Tarafların karşılıklı iddia ve savunmalarına, dayandıkları belgelere, uyuşmazlığa uygulanması gereken hukuk kuralları ile hukuki ilişkinin nitelendirilmesine, dava şartlarına, yargılama ve ispat kuralları ile Bölge Adliye Mahkemesi kararlarındaki gerekçelere, 6100 sayılı Kanun’un 369/1. maddesi de gözetilerek yapılan incelemede aynı Kanun’un 371 inci maddesinde yer alan sebeplerden biri de bulunmadığına ve 6292 sayılı Kanun'un 12 inci maddesi uyarınca yapılan satışlardan kaynaklanan uyuşmazlıklarda "Adli Yargı" görevli ise de taşınmazın devrine esas olan hukuki işlem (satış işlemi), idari işlem mahiyetinde olup idari işlem ortadan kaldırılmadıkça başka bir anlatımla idari işlem niteliğindeki Hazinenin satış işlemi idare tarafından geri alınmadıkça ya da idari yargıda iptal edilmedikçe satış işlemi sonucunda oluşan tapu kaydının yolsuz tescil niteliğinde olduğu iddiasıyla açılan davaların dinlenemeyeceği ancak satış işleminin idare tarafında geri alınmasının ya da idari yargıda iptalinin kesinleşmesinden sonra davanın esasına yönelik karar verilebileceğine göre, temyizen incelenen karar usul ve kanuna uygun olup davacı Hazine vekilinin temyiz dilekçesinde ileri sürdüğü nedenler kararın bozulmasını gerektirecek nitelikte görülmemiştir.

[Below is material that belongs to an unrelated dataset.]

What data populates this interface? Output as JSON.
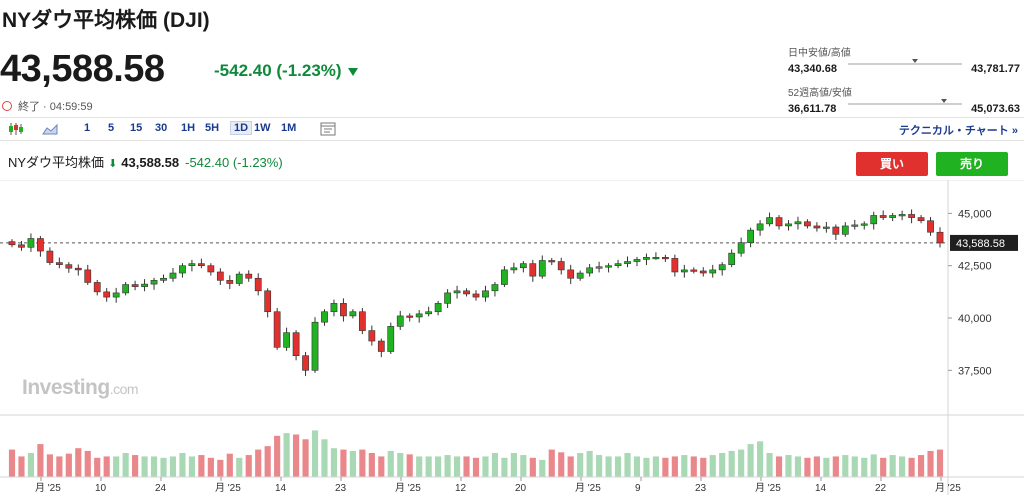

SONUÇ: Yukarıda açıklanan nedenlerle, davacı Hazine vekilinin temyiz itirazları yerinde görülmediğinden reddiyle Bölge Adliye Mahkemesi kararının ONANMASINA, dosyanın İlk Derece Mahkemesine, kararın bir örneğinin Bölge Adliye Mahkemesine gönderilmesine, harçtan muaf olduğundan Hazineden harç alınmasına yer olmadığına, 24.04.2024 tarihinde oy birliğiyle karar verildi.